Hij had al heel wat plekken gezien waar een misdaad was gepleegd, evenals afgehakte ledematen, bebloede muren, verminkte lichamen en afschuwelijke
'handtekeningen' van moordenaars, variërend van een enkele rode roos tot een onthoofd lijk. Tot nu toe waren al die taferelen echter slechts op foto's, digitale scans en tekeningen te zien geweest die hem in het FBI-kantoor in Cleveland waren toegestuurd. Daar had hij zich bekwaamd in het opstellen van nauwkeurige daderprofielen op grond van de stukjes en beetjes informatie die de politie hem had geleverd. Dat hij het daarbij zo vaak bij het juiste eind had gehad, was voor directeur Cunningham aanleiding geweest hem een baan aan te bieden bij de Eenheid Onderzoeksondersteuning in Quantico. Met één telefoontje en zonder hem ooit te hebben ontmoet had Cunningham R.J. de kans geboden in actieve dienst te komen, te beginnen met de jacht op de beruchtste voortvluchtige van de FBI: Albert Stucky.
R.J. wist dat Cunningham de speciale eenheid had moeten ontbinden omdat die maandenlang geen enkel resultaat had geboekt dat de tijd en de onkosten rechtvaardigde. Ook wist hij dat hij deze buitenkans te danken had aan de agent die hij verving - een agent die opdracht had gekregen zich tijdelijk te beperken tot lesgeven op politieconferenties. Het had hem niet veel speurwerk gekost om erachter te komen dat die agent Maggie O'Dell was. Hij had haar nooit ontmoet, maar kende haar van horen zeggen. Ze was een van de jongste en beste profielschetsers van het land. Er werd gefluisterd dat O'Dell last had van een burn-out en er een tijdje tussenuit moest. Het gerucht ging dat ze van slag was, strijdlustig en roekeloos, paranoïde en geobsedeerd door haar verlangen Albert Stucky te pakken te krijgen. Natuurlijk deed ook het gerucht de ronde dat Cunningham haar op een zijspoor had gezet om haar tegen Stucky te beschermen. Een maand of acht terug hadden die twee een gevaarlijk spel van kat en muis gespeeld, dat uiteindelijk had geresulteerd in de gevangenneming van Stucky - echter pas nadat hij O'Dell had gemarteld en bijna had vermoord.
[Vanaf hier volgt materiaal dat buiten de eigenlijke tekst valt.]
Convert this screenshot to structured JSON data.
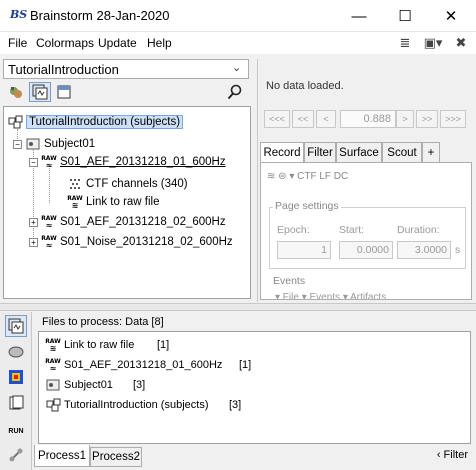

Nu zou R.J., na maanden van analyseren, zoeken en wachten, eindelijk kennismaken met de man die ze De Verzamelaar noemden, al was het dan indirect. Hij reed de auto zo dicht mogelijk naar de versperringen. Nog voor hij hem op de handrem had gezet, was Cunningham er al uit gesprongen. Bijna vergat hij de lampen uit te doen. Op het moment dat hij de sleutel uit het contact trok, merkte hij dat het zweet in zijn handen stond. Zijn benen leken stram, en toen hij zich haastte om zijn baas in te halen, herinnerde zijn knie hem opeens aan een oude blessure.
Hoewel hij tien centimeter langer was en grote passen nam, kostte het hem moeite Cunningham bij te houden. Hij vermoedde dat zijn baas minstens tien jaar ouder was dan hij, maar de man had een slank, atletisch lichaam en R.J. had hem in de gymzaal twee keer zoveel kilo's zien optillen als het aantal waarmee de rekruten op de academie begonnen.
'Waar is ze?' vroeg Cunningham zonder veel omhaal van woorden aan de rechercheur die de leiding scheen te hebben.
'Nog in de container. We hebben nergens aan gezeten, behalve aan de pizzadoos.'
De rechercheur had een heuse stierennek, en de naden van zijn trainingsjack leken op springen te staan. Hij gedroeg zich alsof hij met een routineonderzoek te maken had. R.J. vroeg zich af aan welke grote stad de man had gehoopt te ontsnappen, want diens nuchtere manier van doen had hij beslist ergens anders dan in Newburgh Heights aangeleerd.
Cunningham en hij schenen elkaar te kennen en verspilden geen tijd aan het uitwisselen van beleefdheden.
'Waar is die pizzadoos?' wilde Cunningham weten.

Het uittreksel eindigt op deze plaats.